Will we see Tyson propose any bold or new perspectives throughout the series? Thus far, it all seems to fit fairly well within the bounds of conventional scientific understandings.

Bruno had a vision, a startlingly accurate vision of the structure of the cosmos. He was not a scientist. Tyson calls Bruno’s understanding and vision a “lucky guess.” He falls short of considering Bruno’s ability to accurately understand the cosmos through a spiritual vision an ability that may relate to the little-understood wonders of the human mind. 

Giordano Bruno
Portrait, a derivative modern illustration of Giordano Bruno taken from a modern version of “Livre du Recteur” (1578), University of Geneva. (Wikimedia Commons)

History of the Cosmos in a Scale That’s Easier to Understand

Calendar Year
File photo of a calendar. (Shutterstock)

Another historical perspective fills the second part of the cosmic saga. The history of the known universe is put in terms of a calendar year. Jan. 1 is the Big Bang, Dec. 31 is now. Every month is a billion years and every day is 40 million years.

The Big Bang is presented like a scene from an action movie, with Tyson facing the huge explosion, a silhouette with his arms heroically outstretched.

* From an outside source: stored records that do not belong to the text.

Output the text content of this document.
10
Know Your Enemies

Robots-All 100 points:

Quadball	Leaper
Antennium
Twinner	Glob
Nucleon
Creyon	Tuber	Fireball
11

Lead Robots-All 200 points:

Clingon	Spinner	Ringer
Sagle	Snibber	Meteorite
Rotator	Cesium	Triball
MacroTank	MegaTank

The first stars appeared on Jan. 10, our sun appeared on Aug. 31 (4.5 billion years ago), and the final 14 seconds of Dec. 31 are recorded human history.

Moses was born seven seconds ago, Buddha six seconds ago, Jesus five seconds ago, Mohammed three seconds ago, and at the very last second came the scientific method.

Tyson wrapped up the episode with thoughts of Sagan. Tyson first met Sagan in 1975. Sagan, already famous, took the time to meet with this 17-year-old from the Bronx who had aspirations of becoming a scientist. They spent a Saturday afternoon together in Ithaca, N.Y. Sagan signed a book for Tyson with the message, “For Neil, a future astronomer.”

Forty years later, Tyson has taken the torch from Sagan and continued on a mission to bring scientific exploration to a broad audience. He closed the first episode with the words, “Now, come with me, our journey is just beginning.”

Carl Sagan
Carl Sagan, a co-founder of The Planetary Society, at the incorporation of the Society in 1980. (NASA/JPL)

Nat Geo will rebroadcast the episode on Monday, March 10 at 10 p.m. ET with extra content. The next episode, “Some of the Things That Molecules Do,” will air on March 16, 2014 at 9 p.m. ET in the United States across 10 networks of 21st Century Fox. This includes Fox, FX, FXX, FXM, Fox Sports 1, Fox Sports 2, National Geographic Channel, Nat Geo WILD, Nat Geo Mundo, and Fox Life. It will air in other countries on Fox channels and National Geographic Channels International.